01

Children deserve patience.

Every interaction we ship has to feel like a teacher with all the time in the world. If a feature rushes a child, embarrasses them, or hurries them past a moment of confusion, we have built it wrong. Patience is not a personality trait of our products — it is a design specification.

02

Play is cognitive work.

Children do their most serious thinking through play. We design for play, not around it. A product that tries to be educational by stripping out joy has misunderstood what education is.

03

AI should reduce parenting anxiety, not create dependence.

If a feature would make a parent feel less capable on their own, we don't build it. We want parents to put down our products and feel more like the parent they want to be — not more like a user of our software.

04

Childhood is not an optimization problem.

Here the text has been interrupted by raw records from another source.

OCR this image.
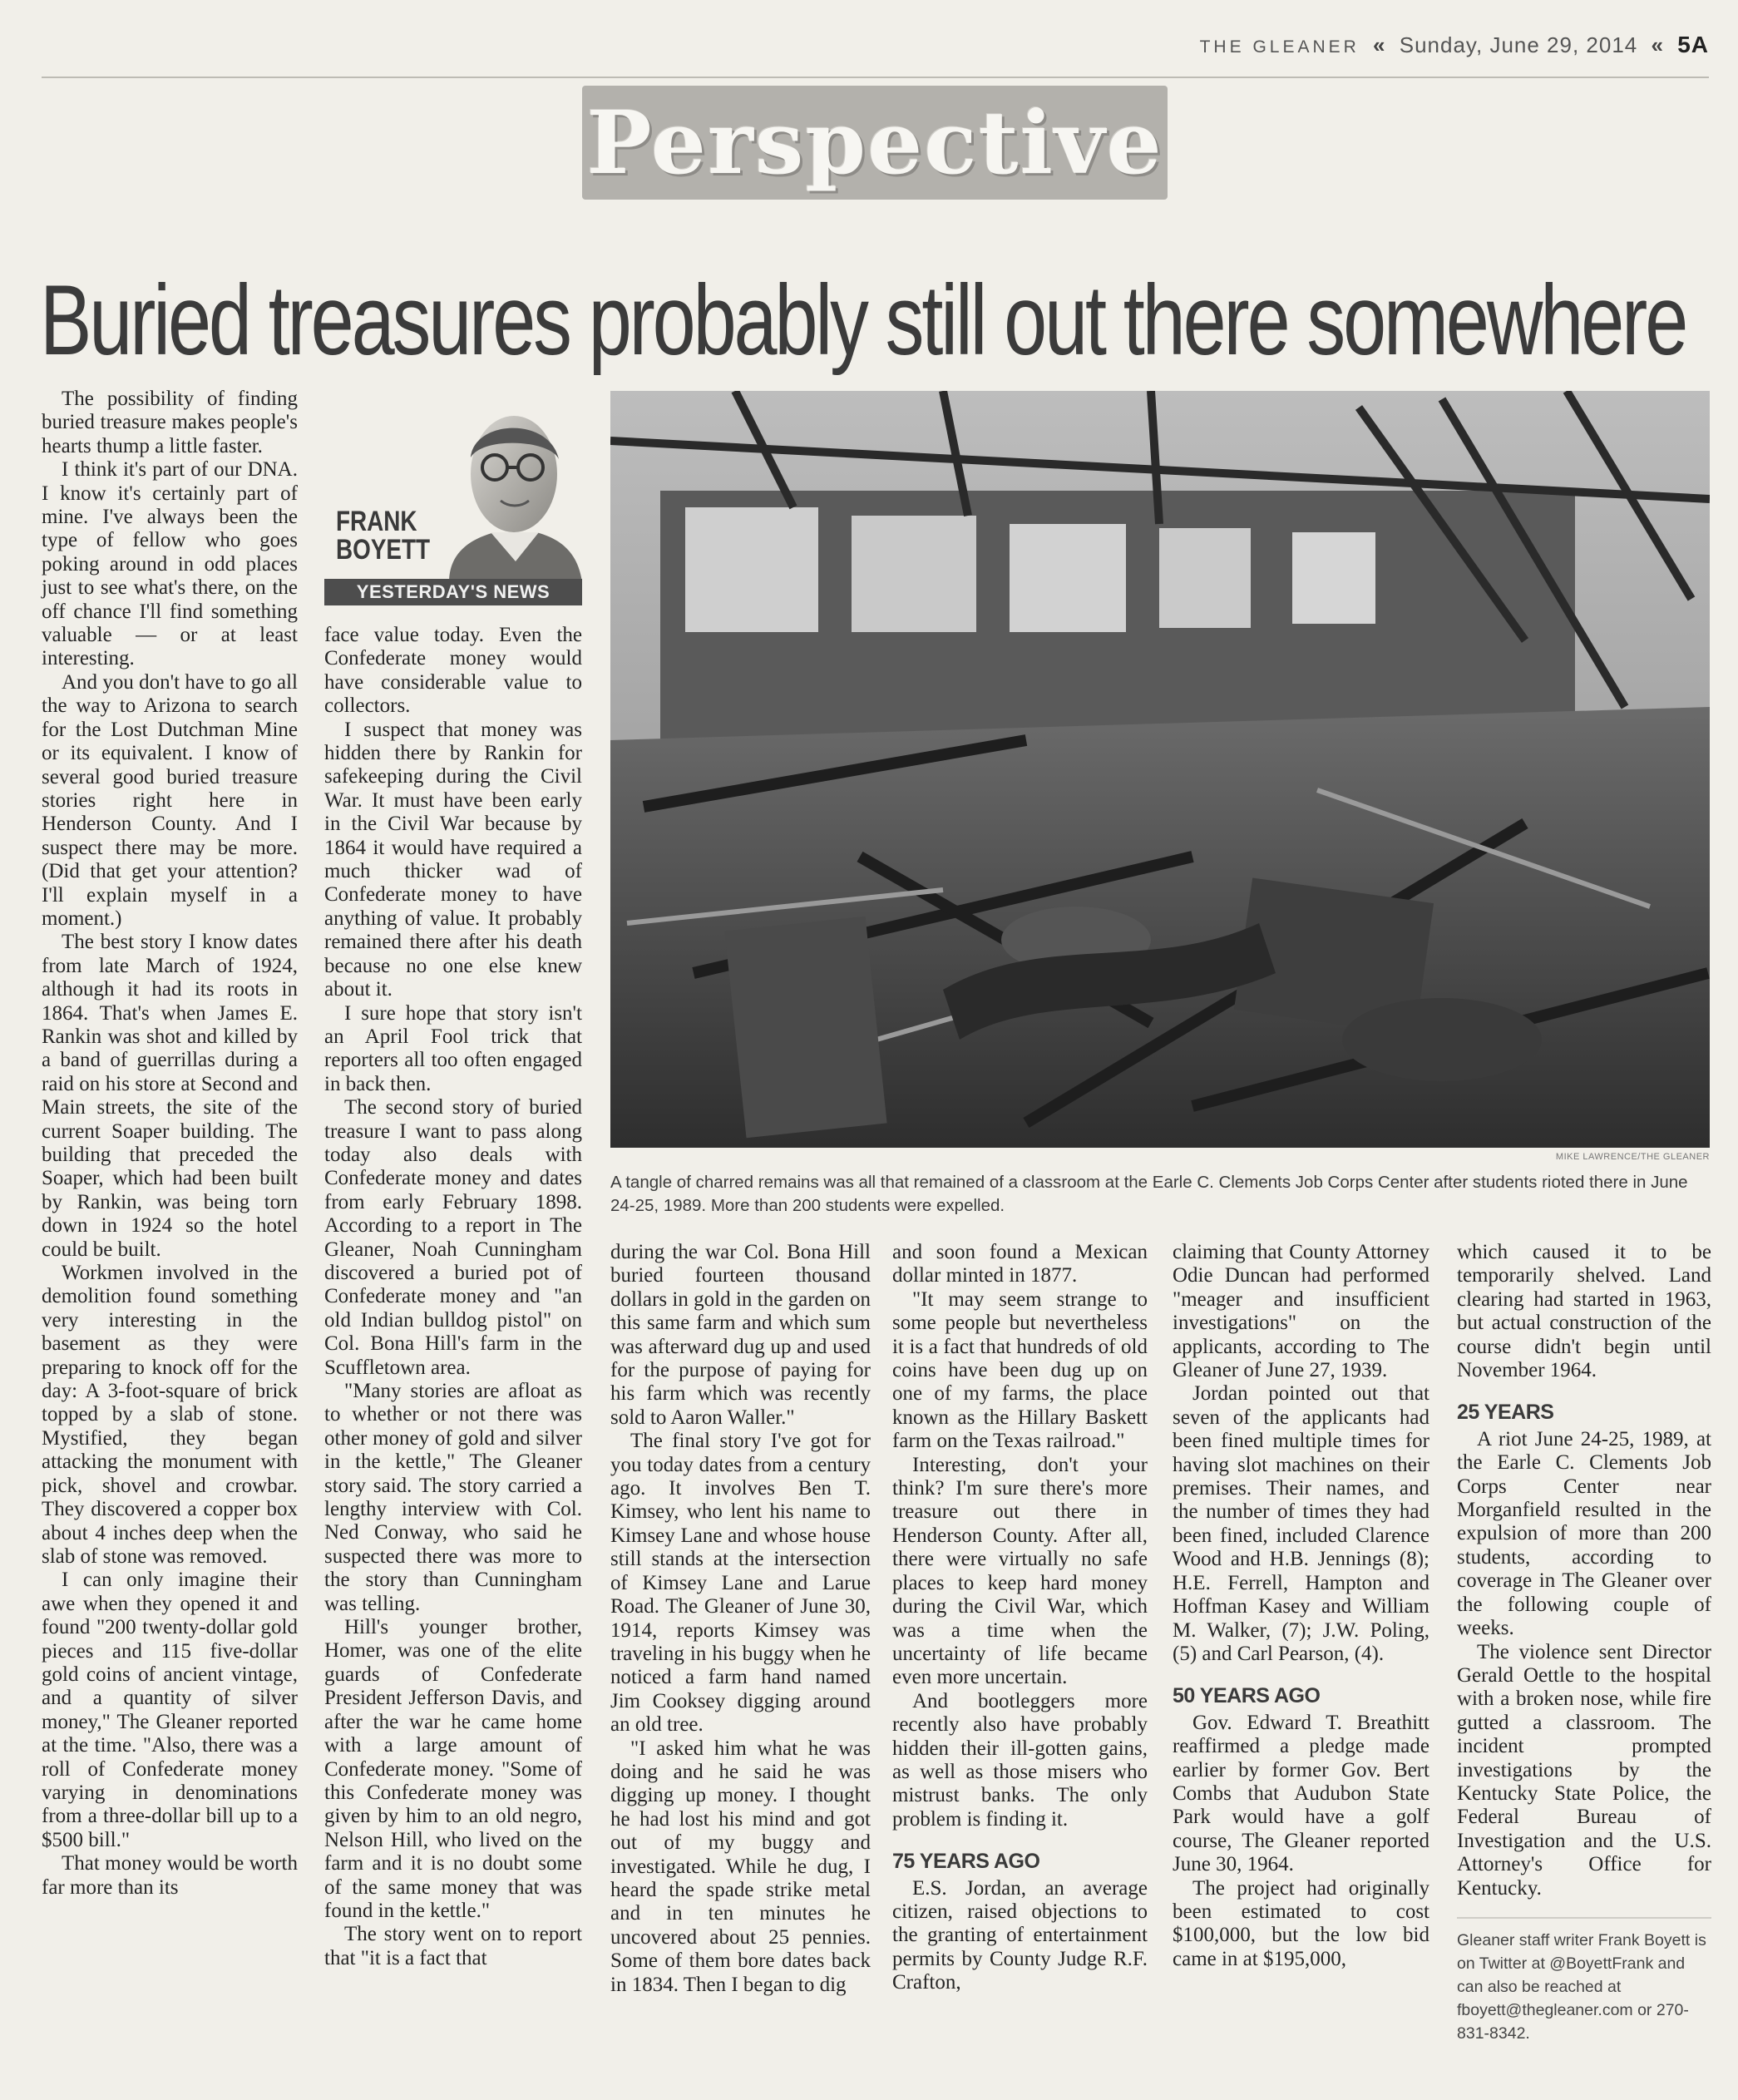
THE GLEANER « Sunday, June 29, 2014 « 5A
Perspective
Buried treasures probably still out there somewhere

The possibility of finding buried treasure makes people's hearts thump a little faster.

I think it's part of our DNA. I know it's certainly part of mine. I've always been the type of fellow who goes poking around in odd places just to see what's there, on the off chance I'll find something valuable — or at least interesting.

And you don't have to go all the way to Arizona to search for the Lost Dutchman Mine or its equivalent. I know of several good buried treasure stories right here in Henderson County. And I suspect there may be more. (Did that get your attention? I'll explain myself in a moment.)

The best story I know dates from late March of 1924, although it had its roots in 1864. That's when James E. Rankin was shot and killed by a band of guerrillas during a raid on his store at Second and Main streets, the site of the current Soaper building. The building that preceded the Soaper, which had been built by Rankin, was being torn down in 1924 so the hotel could be built.

Workmen involved in the demolition found something very interesting in the basement as they were preparing to knock off for the day: A 3-foot-square of brick topped by a slab of stone. Mystified, they began attacking the monument with pick, shovel and crowbar. They discovered a copper box about 4 inches deep when the slab of stone was removed.

I can only imagine their awe when they opened it and found "200 twenty-dollar gold pieces and 115 five-dollar gold coins of ancient vintage, and a quantity of silver money," The Gleaner reported at the time. "Also, there was a roll of Confederate money varying in denominations from a three-dollar bill up to a $500 bill."

That money would be worth far more than its

FRANK
BOYETT
YESTERDAY'S NEWS

face value today. Even the Confederate money would have considerable value to collectors.

I suspect that money was hidden there by Rankin for safekeeping during the Civil War. It must have been early in the Civil War because by 1864 it would have required a much thicker wad of Confederate money to have anything of value. It probably remained there after his death because no one else knew about it.

I sure hope that story isn't an April Fool trick that reporters all too often engaged in back then.

The second story of buried treasure I want to pass along today also deals with Confederate money and dates from early February 1898. According to a report in The Gleaner, Noah Cunningham discovered a buried pot of Confederate money and "an old Indian bulldog pistol" on Col. Bona Hill's farm in the Scuffletown area.

"Many stories are afloat as to whether or not there was other money of gold and silver in the kettle," The Gleaner story said. The story carried a lengthy interview with Col. Ned Conway, who said he suspected there was more to the story than Cunningham was telling.

Hill's younger brother, Homer, was one of the elite guards of Confederate President Jefferson Davis, and after the war he came home with a large amount of Confederate money. "Some of this Confederate money was given by him to an old negro, Nelson Hill, who lived on the farm and it is no doubt some of the same money that was found in the kettle."

The story went on to report that "it is a fact that

MIKE LAWRENCE/THE GLEANER
A tangle of charred remains was all that remained of a classroom at the Earle C. Clements Job Corps Center after students rioted there in June 24-25, 1989. More than 200 students were expelled.

during the war Col. Bona Hill buried fourteen thousand dollars in gold in the garden on this same farm and which sum was afterward dug up and used for the purpose of paying for his farm which was recently sold to Aaron Waller."

The final story I've got for you today dates from a century ago. It involves Ben T. Kimsey, who lent his name to Kimsey Lane and whose house still stands at the intersection of Kimsey Lane and Larue Road. The Gleaner of June 30, 1914, reports Kimsey was traveling in his buggy when he noticed a farm hand named Jim Cooksey digging around an old tree.

"I asked him what he was doing and he said he was digging up money. I thought he had lost his mind and got out of my buggy and investigated. While he dug, I heard the spade strike metal and in ten minutes he uncovered about 25 pennies. Some of them bore dates back in 1834. Then I began to dig

and soon found a Mexican dollar minted in 1877.

"It may seem strange to some people but nevertheless it is a fact that hundreds of old coins have been dug up on one of my farms, the place known as the Hillary Baskett farm on the Texas railroad."

Interesting, don't your think? I'm sure there's more treasure out there in Henderson County. After all, there were virtually no safe places to keep hard money during the Civil War, which was a time when the uncertainty of life became even more uncertain.

And bootleggers more recently also have probably hidden their ill-gotten gains, as well as those misers who mistrust banks. The only problem is finding it.

75 YEARS AGO

E.S. Jordan, an average citizen, raised objections to the granting of entertainment permits by County Judge R.F. Crafton,

claiming that County Attorney Odie Duncan had performed "meager and insufficient investigations" on the applicants, according to The Gleaner of June 27, 1939.

Jordan pointed out that seven of the applicants had been fined multiple times for having slot machines on their premises. Their names, and the number of times they had been fined, included Clarence Wood and H.B. Jennings (8); H.E. Ferrell, Hampton and Hoffman Kasey and William M. Walker, (7); J.W. Poling, (5) and Carl Pearson, (4).

50 YEARS AGO

Gov. Edward T. Breathitt reaffirmed a pledge made earlier by former Gov. Bert Combs that Audubon State Park would have a golf course, The Gleaner reported June 30, 1964.

The project had originally been estimated to cost $100,000, but the low bid came in at $195,000,

which caused it to be temporarily shelved. Land clearing had started in 1963, but actual construction of the course didn't begin until November 1964.

25 YEARS

A riot June 24-25, 1989, at the Earle C. Clements Job Corps Center near Morganfield resulted in the expulsion of more than 200 students, according to coverage in The Gleaner over the following couple of weeks.

The violence sent Director Gerald Oettle to the hospital with a broken nose, while fire gutted a classroom. The incident prompted investigations by the Kentucky State Police, the Federal Bureau of Investigation and the U.S. Attorney's Office for Kentucky.

Gleaner staff writer Frank Boyett is on Twitter at @BoyettFrank and can also be reached at fboyett@thegleaner.com or 270-831-8342.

We will not score, rank, or gamify the things that should remain whole. There are parts of growing up that don't get better when they're measured. We try to be honest about which parts those are.

05

Multilingual children are the default, not the edge case.

Most children in the world grow up between languages. We start every product by designing for that child first. Monolingual is a special case, not the baseline.

06

We watch before we measure.

Qualitative observation precedes quantitative dashboards. A child reading in a Bengaluru flat at 9pm tells us more than a usage metric ever will. We don't ship features whose effect we cannot observe with our own eyes.

07

Parents are partners, not users.

We design the things parents see with the same care as the things their children see. A parent dashboard that feels like a SaaS admin panel is a failure, even if it is technically correct. Parents deserve warmth too.

08

We ship when a child reaches for it twice.

Not when the deadline arrives. Not when the roadmap calls for it. When a real child uses our product, puts it down, and asks to use it again — that is the readiness signal. Nothing else qualifies.

09

Data is borrowed, not owned.

We hold children's data the way we'd want our own children's data held. We minimize what we collect. We don't sell. We don't share with advertisers. We delete what we don't need. This is not a compliance posture; it is a moral one.

10

AI must be honest about being AI.

We don't pretend our software is human, and we don't pretend it is magic. We tell children, in age-appropriate ways, that they are speaking to a machine. We tell parents what the machine can and cannot do. The trust we are asking for depends on this.

11

Slow is a feature.

Some lessons take time. Reading takes time. Confidence takes time. A child's relationship with language takes years. We don't compress what shouldn't be compressed. Our products are willing to be slow.

12

We write down what we believe.

These principles exist in writing so that they can be held against us. If we ever ship something that contradicts one of them, someone — a parent, a journalist, a future hire, our future selves — should be able to point at the contradiction. Putting beliefs in public is how we stay honest.

Last updated 25 May 2026. Signed by Anshul, founder.